I’ve been very vocal about the deteriorating picture in the internals and was concerned about new highs during September OPEX being an optical illusion. Yet the challenge for any trader is to put opinions and trade calls very much separate as opinions can get in the way of solid trading. For those that have been following me for a long time you know that I have dreaded these recent non volatile markets and that my strength is indeed in volatile markets. I’m far from perfect as a trader (nobody is), but I do take pride in my ability to dissect the market, read the action and to make calls on it. There is a difference between bragging and taking pride in one’s work. So take the following bit in context of the latter please. This past week has simply been spot on and I want to reflect a bit on just the main directional calls as we rolled them out in the member area:

trade record

I can’t of course always guarantee runs like this, but I also doubt these types of results are common elsewhere. Sometimes one is in complete synch with the market and this has been one of those weeks. So I feel fortunate to have been able to navigate everyone on our end through this tricky market action. But one can’t sit on one’s laurels, but can only trade what’s ahead. Friday’s low $NYMO action combined with the high $TRIN reading Thursday night produced a sizable bounce on Friday closing the market above the 50MA, but below the daily 5 EMA.

So far the structure of this pullback matches very much what we have observed several times in 2014 which would suggest more downside to come in the days ahead:

SPX daily

If so the main question would be whether the action mirrors the pullbacks of April or August or more like the one in January. The April case in particular would suggest a bit more bounce action being likely before a renewed push to below the 100MA.

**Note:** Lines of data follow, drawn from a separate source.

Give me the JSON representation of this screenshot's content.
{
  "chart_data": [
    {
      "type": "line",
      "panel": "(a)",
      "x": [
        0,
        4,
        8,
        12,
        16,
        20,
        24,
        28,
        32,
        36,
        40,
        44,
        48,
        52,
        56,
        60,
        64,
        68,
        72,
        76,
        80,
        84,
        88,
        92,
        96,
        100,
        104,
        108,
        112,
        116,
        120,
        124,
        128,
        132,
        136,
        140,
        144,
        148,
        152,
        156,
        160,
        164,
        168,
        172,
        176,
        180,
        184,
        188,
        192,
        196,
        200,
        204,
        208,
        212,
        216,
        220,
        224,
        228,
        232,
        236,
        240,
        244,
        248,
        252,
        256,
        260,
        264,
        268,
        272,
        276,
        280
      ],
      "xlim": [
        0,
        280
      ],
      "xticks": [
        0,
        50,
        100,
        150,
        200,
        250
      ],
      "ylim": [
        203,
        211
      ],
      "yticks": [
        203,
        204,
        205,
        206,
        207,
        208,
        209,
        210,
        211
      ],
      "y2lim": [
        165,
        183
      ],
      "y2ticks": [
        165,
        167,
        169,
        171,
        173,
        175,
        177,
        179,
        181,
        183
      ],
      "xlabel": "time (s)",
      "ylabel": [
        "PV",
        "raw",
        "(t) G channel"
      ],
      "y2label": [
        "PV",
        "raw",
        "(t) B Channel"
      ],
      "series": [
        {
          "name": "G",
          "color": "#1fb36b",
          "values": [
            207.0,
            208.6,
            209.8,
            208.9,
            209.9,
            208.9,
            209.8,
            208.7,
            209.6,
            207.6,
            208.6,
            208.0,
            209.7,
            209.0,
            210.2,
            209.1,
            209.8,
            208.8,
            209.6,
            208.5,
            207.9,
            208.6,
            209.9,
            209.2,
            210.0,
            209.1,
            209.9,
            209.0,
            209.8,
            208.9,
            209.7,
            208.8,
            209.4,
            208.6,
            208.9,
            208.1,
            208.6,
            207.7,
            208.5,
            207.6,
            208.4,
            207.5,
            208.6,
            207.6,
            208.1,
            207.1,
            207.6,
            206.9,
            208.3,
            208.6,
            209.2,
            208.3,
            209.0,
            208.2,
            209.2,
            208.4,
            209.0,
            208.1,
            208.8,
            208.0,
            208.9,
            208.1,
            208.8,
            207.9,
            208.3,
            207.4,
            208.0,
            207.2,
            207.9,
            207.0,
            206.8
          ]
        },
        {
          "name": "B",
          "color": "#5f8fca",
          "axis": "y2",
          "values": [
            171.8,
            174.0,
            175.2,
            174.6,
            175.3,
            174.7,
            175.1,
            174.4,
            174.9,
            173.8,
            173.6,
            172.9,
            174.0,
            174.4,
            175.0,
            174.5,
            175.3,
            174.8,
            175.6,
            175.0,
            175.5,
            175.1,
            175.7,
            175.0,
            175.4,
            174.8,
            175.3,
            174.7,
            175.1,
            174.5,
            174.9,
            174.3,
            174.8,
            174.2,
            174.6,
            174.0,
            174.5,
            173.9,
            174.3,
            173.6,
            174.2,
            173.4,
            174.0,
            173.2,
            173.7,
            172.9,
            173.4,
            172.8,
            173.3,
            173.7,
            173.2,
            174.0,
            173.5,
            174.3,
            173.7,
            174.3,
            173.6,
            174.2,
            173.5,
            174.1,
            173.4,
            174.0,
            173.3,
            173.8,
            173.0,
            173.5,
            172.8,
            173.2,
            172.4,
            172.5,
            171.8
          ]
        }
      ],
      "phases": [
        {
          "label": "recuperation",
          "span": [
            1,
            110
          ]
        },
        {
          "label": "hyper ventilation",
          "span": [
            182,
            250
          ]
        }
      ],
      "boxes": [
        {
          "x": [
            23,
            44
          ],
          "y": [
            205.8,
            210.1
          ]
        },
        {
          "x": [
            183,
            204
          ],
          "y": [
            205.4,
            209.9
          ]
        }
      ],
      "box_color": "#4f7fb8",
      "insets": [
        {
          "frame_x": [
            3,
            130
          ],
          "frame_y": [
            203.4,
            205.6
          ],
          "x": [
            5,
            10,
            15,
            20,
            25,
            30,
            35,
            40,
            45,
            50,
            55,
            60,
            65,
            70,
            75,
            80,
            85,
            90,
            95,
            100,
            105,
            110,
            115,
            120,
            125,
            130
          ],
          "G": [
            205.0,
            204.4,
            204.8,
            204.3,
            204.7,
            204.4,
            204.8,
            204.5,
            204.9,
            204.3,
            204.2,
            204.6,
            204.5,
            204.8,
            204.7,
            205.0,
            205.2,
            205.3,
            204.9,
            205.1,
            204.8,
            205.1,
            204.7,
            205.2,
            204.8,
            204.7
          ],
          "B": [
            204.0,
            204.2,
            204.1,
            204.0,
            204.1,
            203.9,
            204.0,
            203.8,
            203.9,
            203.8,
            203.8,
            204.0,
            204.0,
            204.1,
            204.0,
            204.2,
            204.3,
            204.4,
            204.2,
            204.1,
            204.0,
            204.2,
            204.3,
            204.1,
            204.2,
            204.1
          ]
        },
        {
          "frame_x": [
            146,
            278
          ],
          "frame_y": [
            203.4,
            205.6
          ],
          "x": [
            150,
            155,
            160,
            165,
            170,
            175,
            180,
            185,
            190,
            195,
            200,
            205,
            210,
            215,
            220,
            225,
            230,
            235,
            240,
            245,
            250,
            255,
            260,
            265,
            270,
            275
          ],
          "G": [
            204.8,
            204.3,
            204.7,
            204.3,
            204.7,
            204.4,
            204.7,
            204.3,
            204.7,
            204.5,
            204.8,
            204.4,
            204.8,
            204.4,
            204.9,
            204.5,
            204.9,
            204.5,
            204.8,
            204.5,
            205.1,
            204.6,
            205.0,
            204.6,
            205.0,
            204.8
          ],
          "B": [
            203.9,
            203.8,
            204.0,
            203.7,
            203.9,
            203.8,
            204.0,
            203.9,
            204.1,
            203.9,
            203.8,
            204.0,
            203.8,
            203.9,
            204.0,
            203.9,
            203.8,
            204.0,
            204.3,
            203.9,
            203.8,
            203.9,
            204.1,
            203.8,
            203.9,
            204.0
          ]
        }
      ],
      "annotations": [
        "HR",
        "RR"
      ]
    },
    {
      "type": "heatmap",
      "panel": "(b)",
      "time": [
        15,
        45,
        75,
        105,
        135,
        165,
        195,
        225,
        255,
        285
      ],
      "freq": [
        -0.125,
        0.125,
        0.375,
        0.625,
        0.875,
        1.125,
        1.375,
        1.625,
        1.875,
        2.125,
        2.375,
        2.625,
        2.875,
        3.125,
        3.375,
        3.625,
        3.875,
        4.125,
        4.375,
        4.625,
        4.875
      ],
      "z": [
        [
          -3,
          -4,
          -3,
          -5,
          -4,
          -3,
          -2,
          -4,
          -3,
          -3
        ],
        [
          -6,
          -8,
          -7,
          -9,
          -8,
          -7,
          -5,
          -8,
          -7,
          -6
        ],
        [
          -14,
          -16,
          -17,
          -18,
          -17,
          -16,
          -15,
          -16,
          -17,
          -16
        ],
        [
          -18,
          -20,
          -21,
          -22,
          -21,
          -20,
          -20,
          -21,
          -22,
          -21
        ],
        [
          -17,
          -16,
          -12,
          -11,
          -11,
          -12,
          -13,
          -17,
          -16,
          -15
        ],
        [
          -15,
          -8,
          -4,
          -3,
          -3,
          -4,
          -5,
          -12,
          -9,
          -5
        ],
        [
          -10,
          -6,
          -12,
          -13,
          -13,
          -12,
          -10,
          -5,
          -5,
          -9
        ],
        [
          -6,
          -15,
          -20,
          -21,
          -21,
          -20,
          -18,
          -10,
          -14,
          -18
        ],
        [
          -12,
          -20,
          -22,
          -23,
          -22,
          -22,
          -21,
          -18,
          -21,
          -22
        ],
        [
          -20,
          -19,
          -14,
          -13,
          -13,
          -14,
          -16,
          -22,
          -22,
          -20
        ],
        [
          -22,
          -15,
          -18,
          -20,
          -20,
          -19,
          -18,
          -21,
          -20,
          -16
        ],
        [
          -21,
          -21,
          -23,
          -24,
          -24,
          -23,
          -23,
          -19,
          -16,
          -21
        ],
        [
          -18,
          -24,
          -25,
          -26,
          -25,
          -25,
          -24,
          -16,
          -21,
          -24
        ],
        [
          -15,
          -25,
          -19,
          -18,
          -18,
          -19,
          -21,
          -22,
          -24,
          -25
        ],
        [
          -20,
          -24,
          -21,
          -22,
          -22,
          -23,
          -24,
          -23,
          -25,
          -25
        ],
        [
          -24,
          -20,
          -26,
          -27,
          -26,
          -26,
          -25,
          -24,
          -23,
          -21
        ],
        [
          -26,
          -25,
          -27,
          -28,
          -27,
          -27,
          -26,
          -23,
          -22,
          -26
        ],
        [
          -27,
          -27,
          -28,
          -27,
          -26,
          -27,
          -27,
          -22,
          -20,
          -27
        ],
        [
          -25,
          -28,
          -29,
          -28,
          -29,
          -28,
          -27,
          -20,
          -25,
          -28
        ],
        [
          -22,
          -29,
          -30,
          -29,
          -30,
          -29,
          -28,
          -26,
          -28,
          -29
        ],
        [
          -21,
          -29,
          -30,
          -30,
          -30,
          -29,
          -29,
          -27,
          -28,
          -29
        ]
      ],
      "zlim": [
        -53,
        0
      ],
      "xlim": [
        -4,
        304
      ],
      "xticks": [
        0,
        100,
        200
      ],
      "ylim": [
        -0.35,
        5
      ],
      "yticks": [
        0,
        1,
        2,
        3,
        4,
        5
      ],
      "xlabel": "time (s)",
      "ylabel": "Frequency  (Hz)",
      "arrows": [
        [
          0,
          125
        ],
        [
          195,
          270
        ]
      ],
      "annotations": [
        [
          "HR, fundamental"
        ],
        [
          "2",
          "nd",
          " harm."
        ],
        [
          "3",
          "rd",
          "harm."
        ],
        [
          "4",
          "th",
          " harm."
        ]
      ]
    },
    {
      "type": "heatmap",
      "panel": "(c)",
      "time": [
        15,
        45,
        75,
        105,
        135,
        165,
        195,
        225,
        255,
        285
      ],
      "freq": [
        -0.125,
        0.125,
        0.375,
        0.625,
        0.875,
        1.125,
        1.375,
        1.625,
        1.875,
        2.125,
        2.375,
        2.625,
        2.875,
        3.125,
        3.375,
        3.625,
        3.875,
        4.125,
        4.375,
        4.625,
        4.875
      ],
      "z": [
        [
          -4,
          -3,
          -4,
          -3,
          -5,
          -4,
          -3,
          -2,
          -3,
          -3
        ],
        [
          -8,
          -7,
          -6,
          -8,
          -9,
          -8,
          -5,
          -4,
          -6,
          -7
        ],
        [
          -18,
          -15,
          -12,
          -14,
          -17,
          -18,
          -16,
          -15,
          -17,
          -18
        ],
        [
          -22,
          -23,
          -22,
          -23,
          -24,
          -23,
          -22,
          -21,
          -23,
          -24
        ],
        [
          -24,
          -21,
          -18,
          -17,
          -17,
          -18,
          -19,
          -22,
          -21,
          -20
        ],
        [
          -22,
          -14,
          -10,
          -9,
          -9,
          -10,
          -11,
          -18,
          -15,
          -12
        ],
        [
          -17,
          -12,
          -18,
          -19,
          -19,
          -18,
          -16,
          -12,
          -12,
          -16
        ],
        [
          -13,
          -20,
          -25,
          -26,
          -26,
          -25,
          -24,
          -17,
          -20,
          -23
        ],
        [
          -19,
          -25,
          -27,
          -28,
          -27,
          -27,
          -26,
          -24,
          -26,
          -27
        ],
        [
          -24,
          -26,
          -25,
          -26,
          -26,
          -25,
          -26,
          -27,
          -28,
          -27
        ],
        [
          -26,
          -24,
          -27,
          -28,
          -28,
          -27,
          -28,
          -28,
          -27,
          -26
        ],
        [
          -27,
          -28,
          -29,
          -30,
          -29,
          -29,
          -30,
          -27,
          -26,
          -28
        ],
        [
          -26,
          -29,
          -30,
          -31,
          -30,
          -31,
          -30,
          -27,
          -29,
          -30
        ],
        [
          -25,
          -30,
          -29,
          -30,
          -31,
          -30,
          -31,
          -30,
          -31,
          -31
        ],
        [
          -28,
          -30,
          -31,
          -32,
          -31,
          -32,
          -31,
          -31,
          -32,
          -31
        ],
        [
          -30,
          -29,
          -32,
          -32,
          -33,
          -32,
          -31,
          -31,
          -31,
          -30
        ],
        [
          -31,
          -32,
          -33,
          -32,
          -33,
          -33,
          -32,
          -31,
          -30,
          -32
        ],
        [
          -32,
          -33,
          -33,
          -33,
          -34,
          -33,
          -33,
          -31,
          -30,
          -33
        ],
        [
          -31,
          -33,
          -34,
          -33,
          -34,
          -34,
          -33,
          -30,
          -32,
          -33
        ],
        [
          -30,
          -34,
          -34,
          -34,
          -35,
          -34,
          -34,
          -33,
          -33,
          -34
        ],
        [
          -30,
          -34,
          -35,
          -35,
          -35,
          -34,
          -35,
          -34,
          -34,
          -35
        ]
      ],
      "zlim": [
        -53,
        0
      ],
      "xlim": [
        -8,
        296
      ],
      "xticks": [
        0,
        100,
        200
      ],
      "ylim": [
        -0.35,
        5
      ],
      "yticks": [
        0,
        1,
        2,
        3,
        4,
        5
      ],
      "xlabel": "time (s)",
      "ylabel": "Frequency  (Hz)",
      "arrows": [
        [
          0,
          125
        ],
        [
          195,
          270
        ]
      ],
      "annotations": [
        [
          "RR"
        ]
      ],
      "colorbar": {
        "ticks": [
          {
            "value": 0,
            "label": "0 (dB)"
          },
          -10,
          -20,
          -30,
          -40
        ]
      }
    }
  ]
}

The weekly charts, on the surface, yield few clues as to the market’s true intent. The weekly $DJIA chart for example simply shows a test of the 5EMA and a bounce after a rejection of the upper trend line:


The weekly $SPX charts so far also suggests business as usual:

SPX weekly

But note the continued very apparent weakness in the high/low ratio. It is on the daily chart that this divergence takes on an ominous shape:


This is simply not a healthy picture and reflects a narrowing market move. It is small caps that keep waiving a red flag here and while the $IWM is extremely oversold it also broke key weekly trend line support:

IWM weekly

There is a fundamental disconnect taking place in front of our eyes and a good portion is related to the US dollar and the Euro. When currency moves are more volatile than equities one better pay attention. The ECB’s efforts to cheapen the Euro have definitely succeeded (probably much more than they expected) but in the process they seem to have created a more deflationary environment as metal prices have followed the currency move closely:


But the most fascinating aspect of it all is the supposed notion that a vastly appreciating dollar has no impact on the $SPX earnings picture. Multinationals generate large portions of their earnings from overseas and as the dollar appreciates that portion of earnings is depreciating unless one is perfectly hedged. But what are the odds every $SPX based multi-national was perfectly hedged anticipating this move:


In my humble view: No way. So there’s your disconnect right there. Markets near all time highs with high earnings expectations, but no analytical process apparent among Wall Street to adjust the earnings view downward. Instead: Buy, buy, buy.

No, somebody has to realign at some point. The dollar, equities or both. As it stands, despite the recent pullback, markets remain disconnected from even basic monthly moving averages and a sudden monthly close below the 5EMA and 8MAs would constitute a major trend change:

SPX monthly

That’s only a couple percentage points from here. If we do break these how could this all play out? Impossible to know for sure, but one scenario the $VIX is pointing toward suggests a possible speculative case similar to the one below:

SPX versus VIX

How’s this for volatile? And ironically it could still produce new highs later in the year and still have a bearish set-up in its structure by simply retesting the trend line.

And so this coming week’s monthly close could be rather telling as to whether the fat lady is ready to sing. We shall see and trade flexibly until then.